Mutmaßlicher Giftgaseinsatz: USA drohen einseitige Maßnahmen gegen Syrien an
Der UN-Sicherheitsrat findet keine gemeinsame Antwort auf den Einsatz von Giftgas in Syrien. Die USA ändern ihre Haltung zur syrischen Regierung. Präsident Trump sieht "Linien überschritten".
Einen Tag nach dem Tod Dutzender Menschen, darunter viele Kinder, durch einen mutmaßlichen Giftgaseinsatz in der syrischen Provinz Idlib schwinden die Chancen, dass die Weltgemeinschaft zu einer geschlossenen Haltung findet und das Kriegsverbrechen ahndet. Die Vetomacht Russland lehnte am Mittwoch den Entwurf der USA, Großbritanniens und Frankreichs für eine UN-Resolution zu dem Angriff ab, der eine Untersuchung fordert. Der Entwurf sei „grundsätzlich unannehmbar“, erklärte das Außenministerium. Er greife den Ergebnissen von Ermittlungen voraus und benenne schon jetzt „die Schuldigen“.

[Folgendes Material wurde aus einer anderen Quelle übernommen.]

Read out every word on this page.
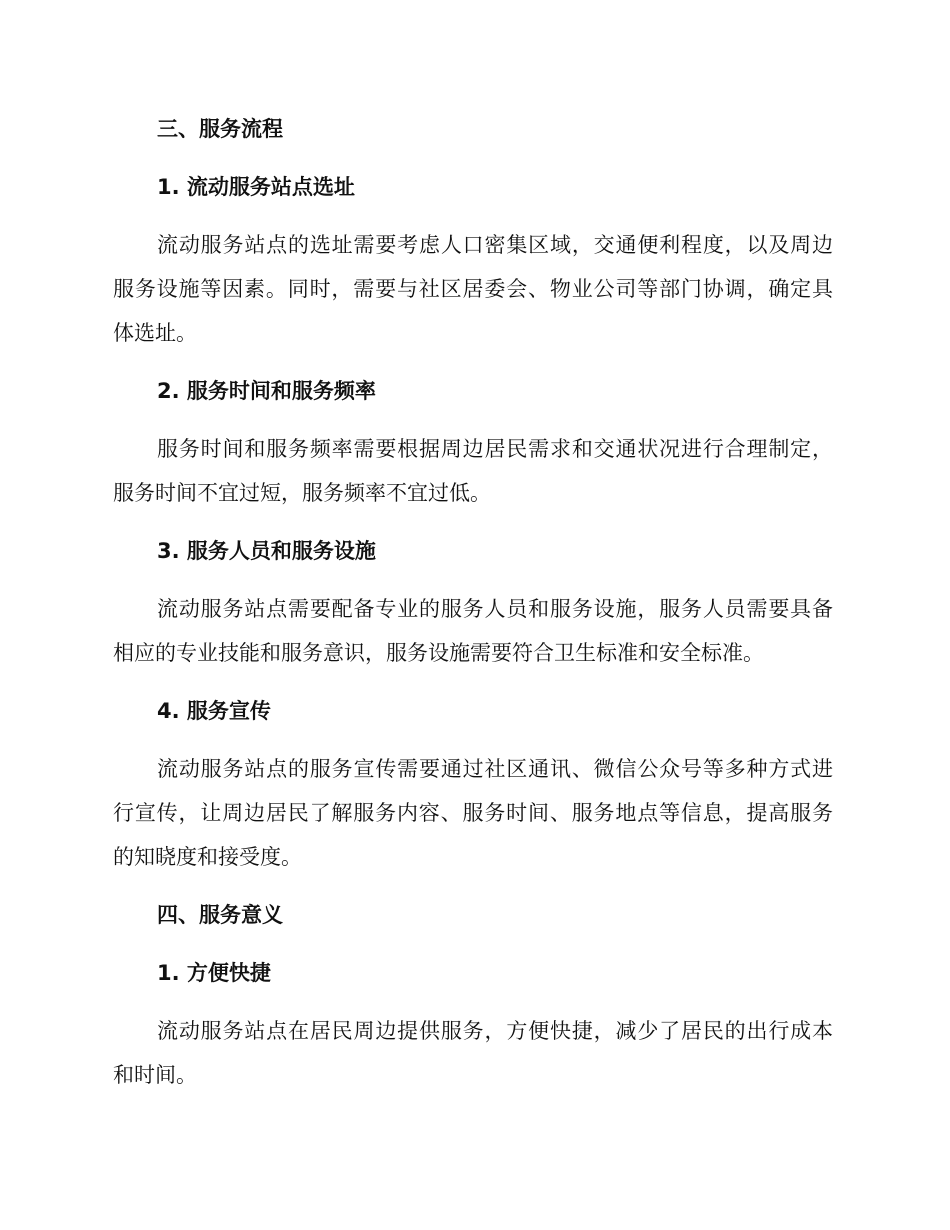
三、服务流程
1. 流动服务站点选址
流动服务站点的选址需要考虑人口密集区域，交通便利程度，以及周边
服务设施等因素。同时，需要与社区居委会、物业公司等部门协调，确定具
体选址。
2. 服务时间和服务频率
服务时间和服务频率需要根据周边居民需求和交通状况进行合理制定，
服务时间不宜过短，服务频率不宜过低。
3. 服务人员和服务设施
流动服务站点需要配备专业的服务人员和服务设施，服务人员需要具备
相应的专业技能和服务意识，服务设施需要符合卫生标准和安全标准。
4. 服务宣传
流动服务站点的服务宣传需要通过社区通讯、微信公众号等多种方式进
行宣传，让周边居民了解服务内容、服务时间、服务地点等信息，提高服务
的知晓度和接受度。
四、服务意义
1. 方便快捷
流动服务站点在居民周边提供服务，方便快捷，减少了居民的出行成本
和时间。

Die USA drohten ihrerseits mit einseitigen Schritten, sollte sich der UN-Sicherheitsrat nicht auf eine gemeinsame Reaktion verständigen. „Wenn die Vereinten Nationen fortlaufend ihre Pflicht zum kollektiven Handeln verletzen, dann sind wir gezwungen, unsere eigenen Maßnahmen zu ergreifen“, sagte die UN-Botschafterin der USA, Nikki Haley, am Dienstag. US-Präsident Donald Trump warf der syrischen Regierung derweil vor, Grenzen überschritten zu haben. „Für mich sind damit eine Reihe von Linien überschritten worden“, sagte er.
Trump erklärte, Einstellung zu Assad habe sich verändert
Trump und Haley ließen indes offen, ob und welche Konsequenzen nun folgen würden. Trump erklärte aber, seine Einstellung zu Assad habe sich verändert. Die syrische Regierung werde „auf jeden Fall“ ein Zeichen erhalten. Dieser „Affront gegen die Menschlichkeit des Assad-Regimes kann nicht toleriert werden“, sagte Trump. Der Angriff am Dienstag auch auf Frauen, Kinder und Babys sei entsetzlich und furchtbar.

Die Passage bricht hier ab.